Viel wichtiger ist, wie die sechs Briten einundzwanzig ganz unterschiedliche, deutsche, englische, lateinische Weihnachtslieder und -motetten sowie gregorianische Choräle zu einem wunderbar atmosphärischen und dichten Weihnachtsalbum verschmolzen haben. Wie sie selbst schreiben, wollten sie "eine Tapisserie aus bekannten Weihnachtsliedern, Edelsteinen der Renaissance und Höhepunkten des 21. Jahrhunderts weben." Das ist hundertprozentig gelungen. Unter Leitung des Komponisten und Bassisten Owain Park legt The Gesualdo Six mit diesem Album einen in der Tat kostbaren, überdies fantastisch gesungenen Klangteppich vor.
In einigen Fällen sind die Weihnachtsmotetten aus dem 16. Jahrhundert kaum von den erst in den letzten Jahren komponierten zu unterscheiden. Der Beginn von Jacobus Handls "Mirabile mysterium" etwa klingt so modern, dass man die Entstehung um 1580 kaum glauben mag. Im Gegenzug hört man "In Mary's love" der 1952 geborenen Engländerin Judith Bingham seine Modernität zunächst einmal kaum an.
Eine Weihnachtsreise durch die Jahrhunderte, die also auch voller Überraschungen steckt. Wohl für kein christliches Fest wurde so viel komponiert wie für Weihnachten. Auf diesem Album, das The Gesualdo Six weniger für den Weihnachtsabend als für die besinnlichen Tage danach bis zu Epiphanias, dem Fest Drei Könige gedacht hat, sind echte Juwelen zu entdecken. Weihnachtsmusik weit jenseits all dessen, was man so kennt – und einfach wunderschön. Musik zum Träumen oder Nachdenken, Klänge, bei denen man wirklich zu sich kommen kann.

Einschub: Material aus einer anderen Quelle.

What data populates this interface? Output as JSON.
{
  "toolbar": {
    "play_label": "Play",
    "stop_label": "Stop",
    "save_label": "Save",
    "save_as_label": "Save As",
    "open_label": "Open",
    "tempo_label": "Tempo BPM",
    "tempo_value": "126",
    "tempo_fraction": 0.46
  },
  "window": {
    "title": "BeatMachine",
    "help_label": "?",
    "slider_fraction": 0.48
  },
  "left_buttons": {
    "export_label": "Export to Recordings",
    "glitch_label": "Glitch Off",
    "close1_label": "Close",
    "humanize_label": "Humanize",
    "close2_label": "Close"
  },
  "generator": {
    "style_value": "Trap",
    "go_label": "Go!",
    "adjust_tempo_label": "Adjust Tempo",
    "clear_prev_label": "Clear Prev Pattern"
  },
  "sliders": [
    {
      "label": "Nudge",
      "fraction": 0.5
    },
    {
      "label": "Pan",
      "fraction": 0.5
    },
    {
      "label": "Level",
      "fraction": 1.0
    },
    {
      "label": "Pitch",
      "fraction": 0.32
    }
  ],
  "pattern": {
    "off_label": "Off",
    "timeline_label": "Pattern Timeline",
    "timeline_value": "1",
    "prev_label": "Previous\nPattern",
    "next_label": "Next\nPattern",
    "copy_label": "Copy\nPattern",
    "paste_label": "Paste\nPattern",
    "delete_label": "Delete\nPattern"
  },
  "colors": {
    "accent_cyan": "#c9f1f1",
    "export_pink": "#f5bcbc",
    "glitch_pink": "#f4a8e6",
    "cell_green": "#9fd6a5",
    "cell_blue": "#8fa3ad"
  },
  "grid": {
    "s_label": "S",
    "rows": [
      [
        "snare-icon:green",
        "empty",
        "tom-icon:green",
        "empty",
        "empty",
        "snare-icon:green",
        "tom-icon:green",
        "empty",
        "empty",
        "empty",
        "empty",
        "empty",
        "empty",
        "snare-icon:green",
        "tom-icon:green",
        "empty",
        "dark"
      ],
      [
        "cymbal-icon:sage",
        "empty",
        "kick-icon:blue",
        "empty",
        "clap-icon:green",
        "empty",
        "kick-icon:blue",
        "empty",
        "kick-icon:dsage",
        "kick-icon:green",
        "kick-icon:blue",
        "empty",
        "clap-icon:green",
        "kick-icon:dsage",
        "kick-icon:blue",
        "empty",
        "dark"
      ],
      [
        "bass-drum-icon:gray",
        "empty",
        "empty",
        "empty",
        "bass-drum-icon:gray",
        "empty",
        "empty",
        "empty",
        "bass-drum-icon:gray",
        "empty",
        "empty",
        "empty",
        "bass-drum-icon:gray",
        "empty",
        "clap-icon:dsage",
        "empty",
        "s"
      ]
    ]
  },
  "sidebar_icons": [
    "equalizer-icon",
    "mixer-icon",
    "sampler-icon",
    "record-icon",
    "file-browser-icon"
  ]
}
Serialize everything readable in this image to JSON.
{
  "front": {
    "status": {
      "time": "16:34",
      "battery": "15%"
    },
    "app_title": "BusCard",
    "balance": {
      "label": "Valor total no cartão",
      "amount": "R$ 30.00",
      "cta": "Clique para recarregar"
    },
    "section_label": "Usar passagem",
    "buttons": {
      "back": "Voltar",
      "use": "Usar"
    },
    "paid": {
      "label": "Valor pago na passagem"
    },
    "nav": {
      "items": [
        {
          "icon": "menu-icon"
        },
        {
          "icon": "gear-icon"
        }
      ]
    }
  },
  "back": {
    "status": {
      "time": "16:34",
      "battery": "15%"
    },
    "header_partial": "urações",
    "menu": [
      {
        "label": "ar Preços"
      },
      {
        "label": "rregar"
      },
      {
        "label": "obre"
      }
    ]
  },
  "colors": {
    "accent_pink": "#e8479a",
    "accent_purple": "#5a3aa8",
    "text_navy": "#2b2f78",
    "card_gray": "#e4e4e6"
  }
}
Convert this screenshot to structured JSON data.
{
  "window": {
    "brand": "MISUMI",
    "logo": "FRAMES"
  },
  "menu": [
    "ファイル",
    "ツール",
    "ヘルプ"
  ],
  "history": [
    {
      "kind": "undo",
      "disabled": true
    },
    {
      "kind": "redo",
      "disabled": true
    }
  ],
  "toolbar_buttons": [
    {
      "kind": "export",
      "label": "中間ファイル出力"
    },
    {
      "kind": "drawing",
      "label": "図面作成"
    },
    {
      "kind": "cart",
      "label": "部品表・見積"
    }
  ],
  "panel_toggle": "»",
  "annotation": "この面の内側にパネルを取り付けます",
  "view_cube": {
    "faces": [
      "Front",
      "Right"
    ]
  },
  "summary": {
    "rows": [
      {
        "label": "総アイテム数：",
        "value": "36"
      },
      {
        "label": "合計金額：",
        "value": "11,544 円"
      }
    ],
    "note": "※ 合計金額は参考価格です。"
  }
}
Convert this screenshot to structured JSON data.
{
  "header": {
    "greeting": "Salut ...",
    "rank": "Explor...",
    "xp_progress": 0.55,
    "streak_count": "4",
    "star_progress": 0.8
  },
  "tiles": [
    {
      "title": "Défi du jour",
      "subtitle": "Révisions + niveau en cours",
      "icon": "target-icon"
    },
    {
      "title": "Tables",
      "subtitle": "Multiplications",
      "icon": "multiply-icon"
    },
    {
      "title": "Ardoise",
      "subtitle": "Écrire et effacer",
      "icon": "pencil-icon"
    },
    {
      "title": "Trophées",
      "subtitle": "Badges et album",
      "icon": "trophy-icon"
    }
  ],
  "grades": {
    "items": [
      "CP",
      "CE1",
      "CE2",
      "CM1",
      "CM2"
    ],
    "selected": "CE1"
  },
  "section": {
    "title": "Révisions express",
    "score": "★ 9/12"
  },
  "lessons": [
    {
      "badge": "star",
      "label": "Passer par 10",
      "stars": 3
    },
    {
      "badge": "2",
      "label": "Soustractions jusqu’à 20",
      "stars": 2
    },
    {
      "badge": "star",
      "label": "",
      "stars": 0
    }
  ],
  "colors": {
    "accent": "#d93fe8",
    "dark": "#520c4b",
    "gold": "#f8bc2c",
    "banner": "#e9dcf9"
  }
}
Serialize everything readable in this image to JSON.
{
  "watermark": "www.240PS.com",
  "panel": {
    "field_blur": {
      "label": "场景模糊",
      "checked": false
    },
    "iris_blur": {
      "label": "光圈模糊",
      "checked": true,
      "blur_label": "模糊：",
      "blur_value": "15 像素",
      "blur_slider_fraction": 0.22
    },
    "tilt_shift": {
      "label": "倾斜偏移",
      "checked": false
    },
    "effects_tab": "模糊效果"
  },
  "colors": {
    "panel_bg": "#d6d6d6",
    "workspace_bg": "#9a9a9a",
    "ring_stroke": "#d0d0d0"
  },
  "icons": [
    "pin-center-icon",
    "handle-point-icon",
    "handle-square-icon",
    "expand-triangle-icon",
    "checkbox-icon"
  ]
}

The Gesualdo Six – "Morning STar"
Musik von Clemens non Papa bis Judith Bingham
The Gesualdo Six
Leitung: Owain Park
Label: Hyperion
Sendung: "Piazza" am 09. Dezember 2023 ab 08:05 Uhr auf BR-KLASSIK
Kommentare (1)
Mittwoch, 13.Dezember, 15:18 Uhr
Beate Schwärzler
The Gesualdo Six - "Morning STar"
Angehört schon vor 4 Tagen;
und seitdem immer wieder
gehört und gelesen.
Da ist Herrn Oswald Beaujean eine wunderhübsche Besprechung gelungen.
Stumm grüßt B.S.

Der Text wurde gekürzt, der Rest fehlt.